As the weather cools off and the sun sets earlier, curling up with blankets and something warm to eat becomes more and more tempting. Cookouts are being replaced with slow cookers and picnics with cozy dinner parties. Fall weather also means you’ll want to spend less time standing in your kitchen, cooking. With seasonal produce switching from berries, tomatoes and cucumbers to squash, root vegetables and cabbage, menu-planning can become more challenging, too.
Luckily, the cool weather and fall vegetables offer the perfect solution for a soul-warming, one-pot meal everyone in your family will love: hearty, nutritious fall vegetable soup.
The benefits of soups made with vegetables that are in season this time of year are numerous. Fall and winter often lead to more hibernating, and the temptation to reach for simple carbohydrates can be strong. Couple this with less sunshine during the day – and less vitamin D – and nutrient-rich foods are more important than ever! These soups are full of potassium and vitamins A, C and D and added complex grains boost protein to the level of a meat-based entree – with much less work!
Fall soups also tend to be more filling than spring and summer soups, because the produce is richer and heartier, so they make a meal in and of themselves. And because they’re one-pot meals, you can prepare – or even cook! – them the night before, and heat them up when you get home from work or school or apple picking.
These three soup recipes will warm you up and free you up to enjoy all that fall has to offer, like the beautiful foliage and the crisp walking weather, while filling you up with all the nutrients your body needs this time of year.
Fall Vegetable Soup
This beautiful soup stars a cornucopia of fall vegetables and just about every nutrient you could want. Along with butternut squash, which is loaded with vitamins A and C, the soup features North Carolina’s own sweet potatoes, a powerhouse starchy vegetable that provides a good dose of fiber and slow-burning carbohydrates, ideal for maintaining satiety and blood sugar.
As if the colorful vegetables weren’t enough, this soup packs in protein and fiber through the addition of quinoa and chickpeas. No doubt, this dish will keep you full for hours after enjoying it!
Tip: instead of peeling the squash, which can be cumbersome, roast it in a 400-degree oven for 20-30 minutes until it is soft enough to halve and cut the flesh into cubes.
Hearty Kale and Bean Soup
This nutrient-packed recipe from our own Registered Dietitians features kale, a hardy fall vegetable full of vitamins K, A, B-6 and C, as well as omega-3 fatty acids. The fiber and antioxidant content of this leafy green makes it an excellent addition to any diet and lends to its classification as a “superfood” for those looking to prevent and/or manage chronic diseases like high cholesterol or even cancer.
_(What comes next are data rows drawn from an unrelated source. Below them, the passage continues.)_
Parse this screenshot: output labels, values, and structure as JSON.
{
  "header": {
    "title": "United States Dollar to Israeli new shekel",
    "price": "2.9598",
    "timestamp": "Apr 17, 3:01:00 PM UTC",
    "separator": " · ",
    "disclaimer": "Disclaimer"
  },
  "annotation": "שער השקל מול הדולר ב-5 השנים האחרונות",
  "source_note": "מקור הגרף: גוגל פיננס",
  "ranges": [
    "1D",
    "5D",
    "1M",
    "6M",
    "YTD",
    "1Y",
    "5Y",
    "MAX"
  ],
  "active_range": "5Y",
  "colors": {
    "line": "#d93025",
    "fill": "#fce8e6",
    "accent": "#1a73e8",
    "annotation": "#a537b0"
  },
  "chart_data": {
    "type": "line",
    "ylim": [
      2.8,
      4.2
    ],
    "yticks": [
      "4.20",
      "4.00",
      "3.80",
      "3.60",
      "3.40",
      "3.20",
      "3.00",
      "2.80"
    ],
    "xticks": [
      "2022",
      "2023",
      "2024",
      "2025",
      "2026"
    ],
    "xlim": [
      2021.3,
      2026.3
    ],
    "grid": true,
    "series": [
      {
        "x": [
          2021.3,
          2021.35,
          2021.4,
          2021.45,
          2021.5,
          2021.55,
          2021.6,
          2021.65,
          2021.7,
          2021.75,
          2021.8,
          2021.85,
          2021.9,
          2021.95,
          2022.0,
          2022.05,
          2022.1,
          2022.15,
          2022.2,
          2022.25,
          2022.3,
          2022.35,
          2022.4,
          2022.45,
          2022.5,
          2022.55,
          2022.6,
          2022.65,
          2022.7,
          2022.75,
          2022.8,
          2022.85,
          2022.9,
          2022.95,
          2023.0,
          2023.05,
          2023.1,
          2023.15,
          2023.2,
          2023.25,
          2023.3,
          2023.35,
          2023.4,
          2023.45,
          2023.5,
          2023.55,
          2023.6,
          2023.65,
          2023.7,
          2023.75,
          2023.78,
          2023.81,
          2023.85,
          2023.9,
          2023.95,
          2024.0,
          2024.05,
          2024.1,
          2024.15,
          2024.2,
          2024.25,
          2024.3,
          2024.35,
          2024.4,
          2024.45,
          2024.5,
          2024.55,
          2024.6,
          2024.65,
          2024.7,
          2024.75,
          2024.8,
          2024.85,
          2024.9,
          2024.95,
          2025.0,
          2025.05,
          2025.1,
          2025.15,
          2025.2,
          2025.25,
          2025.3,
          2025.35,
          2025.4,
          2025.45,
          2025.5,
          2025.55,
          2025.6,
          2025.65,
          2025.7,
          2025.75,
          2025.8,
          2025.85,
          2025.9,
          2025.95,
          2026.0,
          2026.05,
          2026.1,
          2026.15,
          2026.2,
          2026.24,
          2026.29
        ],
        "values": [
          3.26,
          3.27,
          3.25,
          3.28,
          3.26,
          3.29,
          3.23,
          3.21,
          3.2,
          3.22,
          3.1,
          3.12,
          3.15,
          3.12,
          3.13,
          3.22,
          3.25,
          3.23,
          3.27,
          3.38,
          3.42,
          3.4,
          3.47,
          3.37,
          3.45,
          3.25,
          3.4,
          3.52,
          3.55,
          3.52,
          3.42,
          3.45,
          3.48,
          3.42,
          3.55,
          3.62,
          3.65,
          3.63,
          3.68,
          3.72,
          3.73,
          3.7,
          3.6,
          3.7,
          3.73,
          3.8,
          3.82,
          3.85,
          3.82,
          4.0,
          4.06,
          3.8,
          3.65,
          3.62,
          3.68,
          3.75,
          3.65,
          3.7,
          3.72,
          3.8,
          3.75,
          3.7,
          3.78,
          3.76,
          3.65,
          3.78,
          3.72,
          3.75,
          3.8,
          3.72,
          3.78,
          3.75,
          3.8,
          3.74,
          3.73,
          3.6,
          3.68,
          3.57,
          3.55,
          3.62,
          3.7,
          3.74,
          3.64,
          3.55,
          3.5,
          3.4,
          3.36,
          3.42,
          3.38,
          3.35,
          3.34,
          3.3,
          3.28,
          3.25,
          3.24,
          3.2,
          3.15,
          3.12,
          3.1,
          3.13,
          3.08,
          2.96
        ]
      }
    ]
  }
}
The soup uses three kinds of beans that are packed with fiber and protein, adding texture and flavor, as well as a generous serving of garlic, which has been touted for its potential homeopathic benefits like fighting the common cold.
Since this hearty soup freezes wonderfully, feel free to make a double batch and freeze in zip-close bags to have a second easy lunch or dinner.
Roasted Fall Vegetable Soup
The Roasted Fall Vegetable Soup is a two-step process, but neither step is labor-intensive, and the result is silky, heavenly and rich-tasting without being full of fat. A few hours or a day ahead of time, you’ll roast a colorful variety of fall vegetables, including potassium-rich red potatoes and the carrots your parents always told you to eat. Carrots are full of vitamin A and beta carotene, which really can benefit vision health and potentially prevent the development of conditions like macular degeneration! Roasting takes close to an hour, so put your vegetables in the oven and enjoy the fall weather for a while.
Combine your roasted vegetables, including sweet and nutty roasted garlic in a blender and puree them with water before putting the mixture on the stove to heat through. Including prepping your vegetables for roasting, the entire process should take no more than two hours, with only about 20 minutes of actual handling time. The recipe yields a soup that’s creamy from the starchy vegetables without the addition of added calories from high-fat dairy products.
This soup, like all pureed soups, freezes perfectly in ice cube trays. Just pop out the frozen cubes and store them in freezer bags for perfectly portioned soup anytime you want it!
With fall vegetable soup recipes as easy, delicious and chock-full of nutrients as these, meal-planning will become your favorite fall activity. Well, maybe after apple-picking, that is.